When Alicia entered the world of work, one rule seemed very simple: put in as many hours as possible. “I didn’t set a single boundary and things went crazy well in my career,” she said.
But it was only for so long that she could sustain relentless 12-hour days, sleeping for just three hours a night. “I was getting blurry dots in my vision and could only see the computer screen if I looked at it from a certain angle,” she said. “I lost 20kg because I couldn’t eat, my stomach was constantly churning because I was in flight-or-fight mode 24/7. When I wasn’t working, I was thinking about work. I used to dream about it.”
Another night, another Workaholics Anonymous meeting. In this one, the conversation turned to upbringing. Almost every one spoke of parents, and even grandparents, who were also workaholics.
Ines’s parents were both workaholics, she said, sadly wondering how she had reached 70 and “forgotten to live my life”. Umoja’s mother worked herself to death on the family farm. “My parents drummed their work ethic into me: I never questioned that I was born to work,” she said.
Leena put her head in her hands. “I worry about the message I give my three small children,” she confessed. “The other night I worked until 4am. They woke up at 6am and I predictably ended up with a migraine and had to spend all afternoon in bed because my body couldn’t function.”

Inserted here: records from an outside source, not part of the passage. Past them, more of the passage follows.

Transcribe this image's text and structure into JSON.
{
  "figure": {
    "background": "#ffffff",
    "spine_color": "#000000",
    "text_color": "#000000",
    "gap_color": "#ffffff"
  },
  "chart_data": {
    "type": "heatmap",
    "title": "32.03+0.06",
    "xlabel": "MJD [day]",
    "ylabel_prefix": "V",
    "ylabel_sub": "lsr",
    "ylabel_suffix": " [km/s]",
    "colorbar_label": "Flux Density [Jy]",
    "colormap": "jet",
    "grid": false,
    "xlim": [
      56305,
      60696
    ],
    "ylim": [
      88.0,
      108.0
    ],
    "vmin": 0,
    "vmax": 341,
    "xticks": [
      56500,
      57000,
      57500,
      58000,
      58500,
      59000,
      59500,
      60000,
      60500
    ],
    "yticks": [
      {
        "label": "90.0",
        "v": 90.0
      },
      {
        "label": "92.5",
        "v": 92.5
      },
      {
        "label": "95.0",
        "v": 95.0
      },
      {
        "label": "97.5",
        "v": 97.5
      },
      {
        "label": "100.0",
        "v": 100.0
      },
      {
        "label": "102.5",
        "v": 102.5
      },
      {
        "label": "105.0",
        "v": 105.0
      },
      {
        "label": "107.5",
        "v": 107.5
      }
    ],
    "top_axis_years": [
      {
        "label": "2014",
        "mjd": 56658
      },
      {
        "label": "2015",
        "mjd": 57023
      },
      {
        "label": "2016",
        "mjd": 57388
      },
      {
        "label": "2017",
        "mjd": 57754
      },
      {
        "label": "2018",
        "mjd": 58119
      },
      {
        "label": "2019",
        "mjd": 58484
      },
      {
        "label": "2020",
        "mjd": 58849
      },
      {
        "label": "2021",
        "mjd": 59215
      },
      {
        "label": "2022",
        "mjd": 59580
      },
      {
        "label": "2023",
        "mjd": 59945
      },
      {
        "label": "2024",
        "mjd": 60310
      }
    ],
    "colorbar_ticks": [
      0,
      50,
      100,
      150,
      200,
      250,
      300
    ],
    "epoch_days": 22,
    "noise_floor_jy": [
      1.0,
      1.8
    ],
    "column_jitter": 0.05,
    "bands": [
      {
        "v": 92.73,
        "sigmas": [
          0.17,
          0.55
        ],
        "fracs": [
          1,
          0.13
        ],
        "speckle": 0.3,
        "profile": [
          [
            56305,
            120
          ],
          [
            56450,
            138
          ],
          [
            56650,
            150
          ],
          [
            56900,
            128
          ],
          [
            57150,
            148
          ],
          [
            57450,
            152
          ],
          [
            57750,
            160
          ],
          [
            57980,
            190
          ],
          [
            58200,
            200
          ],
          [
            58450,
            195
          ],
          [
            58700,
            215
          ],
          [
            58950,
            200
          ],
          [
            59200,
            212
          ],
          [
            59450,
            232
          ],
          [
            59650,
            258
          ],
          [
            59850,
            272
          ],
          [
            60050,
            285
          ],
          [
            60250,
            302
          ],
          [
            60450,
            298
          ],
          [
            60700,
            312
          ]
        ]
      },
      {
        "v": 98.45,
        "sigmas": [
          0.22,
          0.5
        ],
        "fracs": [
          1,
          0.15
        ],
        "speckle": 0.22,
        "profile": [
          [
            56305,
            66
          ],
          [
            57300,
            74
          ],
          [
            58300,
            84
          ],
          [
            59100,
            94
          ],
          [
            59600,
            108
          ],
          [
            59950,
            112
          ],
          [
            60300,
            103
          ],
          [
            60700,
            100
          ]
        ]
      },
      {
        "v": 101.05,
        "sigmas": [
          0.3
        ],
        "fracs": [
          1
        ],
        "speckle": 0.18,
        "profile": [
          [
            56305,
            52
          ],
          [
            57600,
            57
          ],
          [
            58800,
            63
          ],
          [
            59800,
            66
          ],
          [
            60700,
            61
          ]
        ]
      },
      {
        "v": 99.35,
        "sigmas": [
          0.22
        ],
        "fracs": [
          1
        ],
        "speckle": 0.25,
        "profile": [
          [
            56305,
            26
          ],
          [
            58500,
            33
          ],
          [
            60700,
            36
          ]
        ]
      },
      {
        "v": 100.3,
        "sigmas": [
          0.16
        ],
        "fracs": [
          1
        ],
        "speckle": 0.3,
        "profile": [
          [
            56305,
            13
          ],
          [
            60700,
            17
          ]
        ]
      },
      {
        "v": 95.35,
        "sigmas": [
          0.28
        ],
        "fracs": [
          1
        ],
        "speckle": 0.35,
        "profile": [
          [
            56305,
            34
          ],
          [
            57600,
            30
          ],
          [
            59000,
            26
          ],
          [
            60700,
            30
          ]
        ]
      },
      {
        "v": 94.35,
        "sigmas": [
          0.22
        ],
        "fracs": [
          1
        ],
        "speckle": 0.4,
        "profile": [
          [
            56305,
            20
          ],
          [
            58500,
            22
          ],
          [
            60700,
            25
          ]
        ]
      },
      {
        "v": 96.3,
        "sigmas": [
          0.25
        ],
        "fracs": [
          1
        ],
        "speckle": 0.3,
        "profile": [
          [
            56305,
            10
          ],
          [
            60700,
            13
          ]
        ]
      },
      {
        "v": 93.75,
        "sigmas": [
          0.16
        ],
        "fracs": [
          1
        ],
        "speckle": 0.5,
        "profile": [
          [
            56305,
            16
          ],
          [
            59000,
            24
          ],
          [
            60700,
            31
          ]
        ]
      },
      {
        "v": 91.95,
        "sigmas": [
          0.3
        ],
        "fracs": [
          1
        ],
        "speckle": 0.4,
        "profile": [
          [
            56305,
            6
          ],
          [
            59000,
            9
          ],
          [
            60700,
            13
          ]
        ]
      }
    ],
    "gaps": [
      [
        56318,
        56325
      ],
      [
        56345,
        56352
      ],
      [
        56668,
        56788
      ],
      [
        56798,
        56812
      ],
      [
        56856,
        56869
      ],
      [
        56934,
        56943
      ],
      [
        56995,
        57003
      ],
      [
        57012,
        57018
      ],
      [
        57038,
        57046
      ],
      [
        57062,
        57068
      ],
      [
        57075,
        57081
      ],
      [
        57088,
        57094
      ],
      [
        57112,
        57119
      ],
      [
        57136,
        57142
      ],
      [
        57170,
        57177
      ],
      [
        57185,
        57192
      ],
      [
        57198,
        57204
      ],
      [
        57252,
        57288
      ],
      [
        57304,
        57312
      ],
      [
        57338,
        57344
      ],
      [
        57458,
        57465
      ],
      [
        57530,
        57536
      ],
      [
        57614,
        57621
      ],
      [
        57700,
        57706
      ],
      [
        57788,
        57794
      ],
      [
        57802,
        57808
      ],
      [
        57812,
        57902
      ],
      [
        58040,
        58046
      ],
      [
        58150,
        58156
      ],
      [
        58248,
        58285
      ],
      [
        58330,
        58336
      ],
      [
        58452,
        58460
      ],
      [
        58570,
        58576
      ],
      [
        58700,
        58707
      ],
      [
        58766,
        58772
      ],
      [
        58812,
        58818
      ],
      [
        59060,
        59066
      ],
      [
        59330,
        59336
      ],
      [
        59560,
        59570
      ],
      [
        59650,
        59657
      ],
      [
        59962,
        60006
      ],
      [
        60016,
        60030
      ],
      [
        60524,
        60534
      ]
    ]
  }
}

Dr Mike Drayton, a chartered member of the British Psychological Society who has written five books on the psychology of work, said the four main varieties of workaholic were the relentless workaholic, who works non-stop; the bulimic workaholic, who oscillates between intense engagement and obsessive avoidance; the attention-deficit workaholic, who gets easily bored and distracted, often leaving projects unfinished; and the perfectionist workaholic.
But what causes the addiction is not well understood: certain people are thought to be vulnerable but only in some circumstances, said Almuth
McDowall, a professor of organisational psychology at Birkbeck, University of London.
“There needs to be an interplay between organisation and individual risk factors such as perfectionism, hyperfocus or hyposensitivity, which means you don’t notice that you need to eat, drink or sleep,” she said.
Certain industries seem to trigger workaholism more than others: Workaholics Anonymous members have set up specific groups for vicars, entrepreneurs, teachers and doctors.
McDowall also said the addiction was often glamourised. “Workaholics look good to organisations: they’re highly engaged, energetic and absorbed by their work,” she said. “It takes time for employers to realise they are actually substantially less productive than their co-workers, can’t work in teams or delegate.”
Prof Gail Kinman, who co-chairs the British Psychological Society’s worklife balance working group, said hybrid working, freelancing and globalisation has “a lot of answer for”. “Hybrid working and freelancing means people can work 24/7 under the radar, and globalisation means you can work across a number of different time zones,” she said.
Marion, 57, has finally given up work after decades of workaholism. “My brain is diseased, I have to accept that,” she said. “I deliberately started candle-making because it was something that I couldn’t put on a CV - then I decided to make it into a business. I got a dog – and immediately began planning to breed her.
Marion is now losing sight in her second eye as well. “Soon I’ll be blind and I need to figure out a way to live like that,” she said. “I may, one day, learn to just ‘be’ and not achieve but I will always carry the lifelong scars of workaholism.”
*All case study names have been changed.